Australien: Inlandsflug von Adelaide nach Melbourne

Erneut Notlandung einer Qantas-Maschine

Vergangenen Freitag sackte eine Qantas-Boeing durch ein autogroßes Loch im Rumpf innerhalb weniger Sekunden um tausende Meter ab. Jetzt gab es den nächsten Zwischenfall.

Sydney. Zum zweiten Mal innerhalb von drei Tagen hat eine Maschine der australischen Fluglinie Qantas notlanden müssen. Am Montag verursachte eine geöffnete Tür auf einem Inlandsflug von Adelaide nach Melbourne unter den Passagieren für "Chaos", wie die australische Zeitung "Herald Sun" am Montag berichtet. Die Boeing 737 sei nach 37 Minuten Flug wieder sicher in Adelaide gelandet.

Unklar war zunächst, was genau geschehen war. Während Passagiere erzählten, eine Tür habe sich sich während des Fluges geöffnet, hieß es nach "Airlinequellen", eine Klappe eines Fahrwerksschachts habe nach dem Start nicht richtig geschlossen. Qantas wollte nach Angaben der "Herald Sun" nur den Vorfall selbst bestätigen, sich aber nicht zu Einzelheiten äußern.

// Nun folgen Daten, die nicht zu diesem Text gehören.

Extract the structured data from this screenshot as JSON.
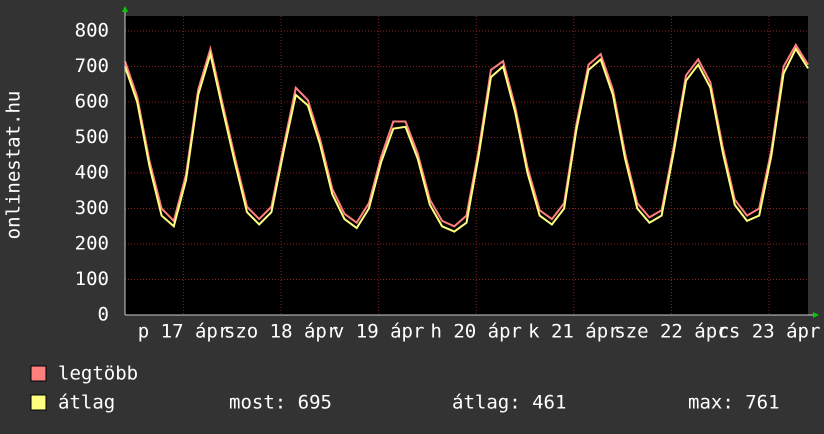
{
  "chart_data": {
    "type": "line",
    "ylabel": "onlinestat.hu",
    "x": [
      0,
      0.125,
      0.25,
      0.375,
      0.5,
      0.625,
      0.75,
      0.875,
      1,
      1.125,
      1.25,
      1.375,
      1.5,
      1.625,
      1.75,
      1.875,
      2,
      2.125,
      2.25,
      2.375,
      2.5,
      2.625,
      2.75,
      2.875,
      3,
      3.125,
      3.25,
      3.375,
      3.5,
      3.625,
      3.75,
      3.875,
      4,
      4.125,
      4.25,
      4.375,
      4.5,
      4.625,
      4.75,
      4.875,
      5,
      5.125,
      5.25,
      5.375,
      5.5,
      5.625,
      5.75,
      5.875,
      6,
      6.125,
      6.25,
      6.375,
      6.5,
      6.625,
      6.75,
      6.875,
      7
    ],
    "series": [
      {
        "name": "legtöbb",
        "color": "#ff7f7f",
        "values": [
          715,
          615,
          435,
          300,
          265,
          395,
          635,
          750,
          595,
          445,
          305,
          270,
          305,
          475,
          640,
          605,
          495,
          355,
          285,
          260,
          315,
          445,
          545,
          545,
          455,
          325,
          265,
          250,
          280,
          465,
          690,
          715,
          585,
          415,
          295,
          270,
          315,
          535,
          705,
          735,
          635,
          455,
          315,
          275,
          295,
          475,
          675,
          720,
          655,
          475,
          325,
          280,
          300,
          465,
          700,
          761,
          705
        ]
      },
      {
        "name": "átlag",
        "color": "#ffff7f",
        "values": [
          700,
          600,
          420,
          280,
          250,
          380,
          620,
          735,
          580,
          430,
          290,
          255,
          290,
          460,
          620,
          590,
          480,
          340,
          270,
          245,
          300,
          430,
          525,
          530,
          440,
          310,
          250,
          235,
          260,
          450,
          670,
          700,
          570,
          400,
          280,
          255,
          300,
          520,
          690,
          720,
          620,
          440,
          300,
          260,
          280,
          460,
          660,
          705,
          640,
          460,
          310,
          265,
          280,
          450,
          680,
          750,
          695
        ]
      }
    ],
    "xlim": [
      0,
      7
    ],
    "xticks": [
      {
        "value": 0.6,
        "label": "p 17 ápr"
      },
      {
        "value": 1.6,
        "label": "szo 18 ápr"
      },
      {
        "value": 2.6,
        "label": "v 19 ápr"
      },
      {
        "value": 3.6,
        "label": "h 20 ápr"
      },
      {
        "value": 4.6,
        "label": "k 21 ápr"
      },
      {
        "value": 5.6,
        "label": "sze 22 ápr"
      },
      {
        "value": 6.6,
        "label": "cs 23 ápr"
      }
    ],
    "ylim": [
      0,
      800
    ],
    "yticks": [
      0,
      100,
      200,
      300,
      400,
      500,
      600,
      700,
      800
    ],
    "grid": true,
    "stats": [
      "most: 695",
      "átlag: 461",
      "max: 761"
    ]
  }
}
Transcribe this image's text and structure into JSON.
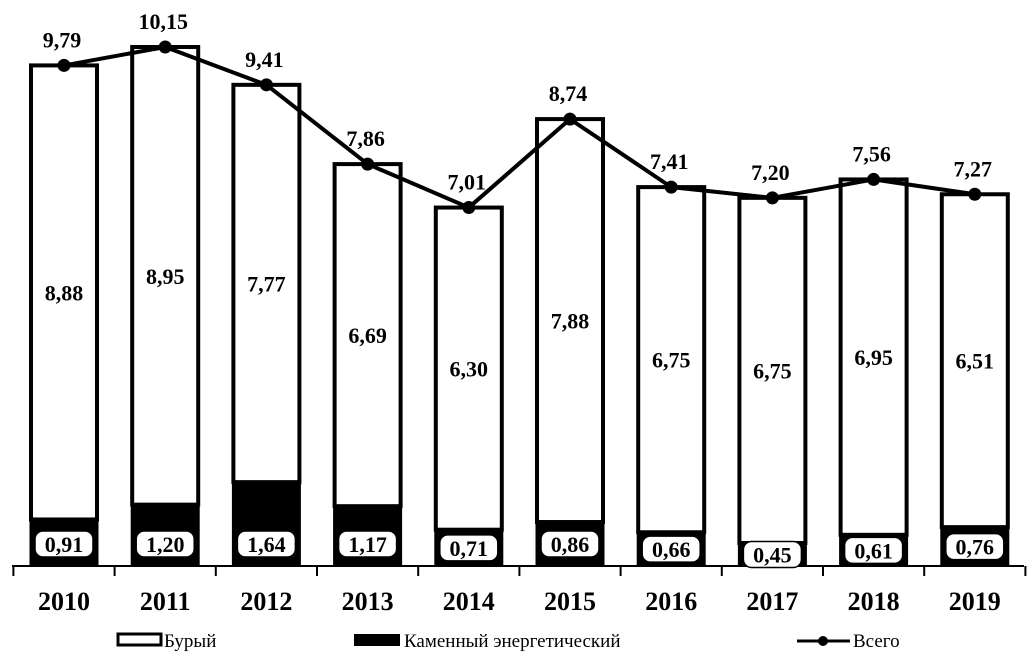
{
  "chart_data": {
    "type": "bar",
    "stacked": true,
    "categories": [
      "2010",
      "2011",
      "2012",
      "2013",
      "2014",
      "2015",
      "2016",
      "2017",
      "2018",
      "2019"
    ],
    "series": [
      {
        "name": "Каменный энергетический",
        "kind": "bar",
        "values": [
          0.91,
          1.2,
          1.64,
          1.17,
          0.71,
          0.86,
          0.66,
          0.45,
          0.61,
          0.76
        ],
        "labels": [
          "0,91",
          "1,20",
          "1,64",
          "1,17",
          "0,71",
          "0,86",
          "0,66",
          "0,45",
          "0,61",
          "0,76"
        ],
        "color": "#000000"
      },
      {
        "name": "Бурый",
        "kind": "bar",
        "values": [
          8.88,
          8.95,
          7.77,
          6.69,
          6.3,
          7.88,
          6.75,
          6.75,
          6.95,
          6.51
        ],
        "labels": [
          "8,88",
          "8,95",
          "7,77",
          "6,69",
          "6,30",
          "7,88",
          "6,75",
          "6,75",
          "6,95",
          "6,51"
        ],
        "color": "#ffffff"
      },
      {
        "name": "Всего",
        "kind": "line",
        "values": [
          9.79,
          10.15,
          9.41,
          7.86,
          7.01,
          8.74,
          7.41,
          7.2,
          7.56,
          7.27
        ],
        "labels": [
          "9,79",
          "10,15",
          "9,41",
          "7,86",
          "7,01",
          "8,74",
          "7,41",
          "7,20",
          "7,56",
          "7,27"
        ],
        "color": "#000000"
      }
    ],
    "ylim": [
      0,
      10.5
    ],
    "grid": false,
    "legend_position": "bottom"
  }
}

Erst am Freitag hatte vermutlich eine explodierende Sauerstoffflasche in den Rumpf eines mit mehr als 360 Menschen besetzten Jumbo-Jets der Qantas in 8000 Metern Höhe ein Loch gerissen. Der Pilot verließ sofort die Flughöhe und die Boeing 747- 400 sackte innerhalb von Minuten fast 7000 Meter ab. Er hatte die Maschine jedoch unter Kontrolle und landete ohne Zwischenfälle in Manila. Passagiere und Crew blieben unverletzt. Das beschädigte Flugzeug hatte ein etwa drei mal vier Meter großes Loch in der Nähe des Frachtraums. Durch das Loch waren Gepäckstücke zu sehen. Die Maschine war auf dem Flug von Hong Kong nach Melbourne.